Jesus' questions are to re-position you, make you own your unconscious biases, break you out of your dualistic mind, challenge your image of God or the world, and present new creative and redemptive possibilities. He himself does not usually wait for or expect specific answers. He hopes to tweek, or ignite a person's imagination. He wants to engage a person, with the image of the Kingdom confronts the person, and with the process of transformation itself. Thus his questions are worth examining because they, along with the parables, reveal his basic style of encounter with humanity.
It is to reboot imagination to an alternative subversive world, the Kingdom of God; to get people to reorient there lives as to live in the Kingdom now; to get people to redeem, and rebuild the world around them in the redemptive imagination of Jesus' Kingdom...on earth as in heaven; and lastly to draw humanity into this Kingdom exactly as Jesus did.
Instead, Jesus asks questions, good questions, unnerving questions, re-aligning questions, transforming questions. He leads us into liminal, and therefore transformative space, much more than taking us into any moral high ground of immediate certitude or ego superiority. He subverts up front the cultural or theological assumptions that we are eventually going to have to face anyway. He leaves us betwixt and between, where God and grace can get at us, and where we are not at all in control.
This was the reality of my wrestling match, I hobbled away limping...my forty years of, " yeah, you don't need to tell me, I've got it all figured out. " " Doctrine, I know it all front to back, side to side." All of this stuff in confronting Jesus in the gospels was ripped from my hands and vanished before my eyes. Because the reality was, I was more secure in the " stuff " than I was in Jesus.
I think sometimes we get so wrapped up in our doctrine, our theological correctness...that it becomes a blind fold from seeing the real Jesus, rather than the one we imagine.
Now I hobble around the neighborhood with nothing more than the Jesus of the gospels, his whole radical scandalous love-filled life ( all his actions, all his words ), and his relentless passion for the Kingdom of God. That is faith for me.
I know why the church avoids the gospels. Yes, I know it will read bits, and pieces, but to spend a great amount of time in the gospels is extremely dangerous. It's like pulling a fire alarm without no real evacuation plan. People only know one thing, " they need to get out of the building fast, there life and lives depend on it."

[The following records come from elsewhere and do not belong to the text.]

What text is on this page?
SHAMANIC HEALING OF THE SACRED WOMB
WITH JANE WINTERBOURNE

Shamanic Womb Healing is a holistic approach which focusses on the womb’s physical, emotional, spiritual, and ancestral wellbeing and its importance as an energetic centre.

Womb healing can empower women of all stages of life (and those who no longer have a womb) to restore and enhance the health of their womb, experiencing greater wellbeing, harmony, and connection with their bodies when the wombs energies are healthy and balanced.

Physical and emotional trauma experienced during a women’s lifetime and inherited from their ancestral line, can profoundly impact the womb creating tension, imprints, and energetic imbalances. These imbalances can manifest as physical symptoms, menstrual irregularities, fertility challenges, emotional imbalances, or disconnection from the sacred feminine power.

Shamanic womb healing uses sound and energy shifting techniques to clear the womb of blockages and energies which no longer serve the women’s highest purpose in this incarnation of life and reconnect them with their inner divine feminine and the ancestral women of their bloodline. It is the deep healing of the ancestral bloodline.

We have turned it into a bed time story. A comfortable story that lulls people to sleep to dream filled place that everything thing is all right and when they wake up " all " will be heaven. There is no where in the gospels where you come to the conclusion that Jesus came to tell a story to believe in. That we would just keep telling it over, over, over and over again almost like a hypnotic pendulum going back and forth. It was an earth shattering story that could only be lived to discover its profound mysterious eternal truth.
It's in living the gospels that we confront anew the questions of Jesus and his actions; unnerving questions, questions that move us out of our comfort zones into that liminal space where everything is realigned...in the laboratory of life it's in this reaction chamber where we are transformed. All the certitude, and concrete trite answers on which we stand crumbles under our feet. It's here living the gospels we confront our God assumptions, our cultural and humanity assumptions. It's here we are left to wrestle in the context of living life, where in that awkward space we are left teetering where we can only reach for grace and love.
If we read the gospels for a season, immersed ourselves into " all " of it...I have no doubt someone would have the courage to pull the fire alarm and evacuate the building...and live the fullness of Jesus and the gospels.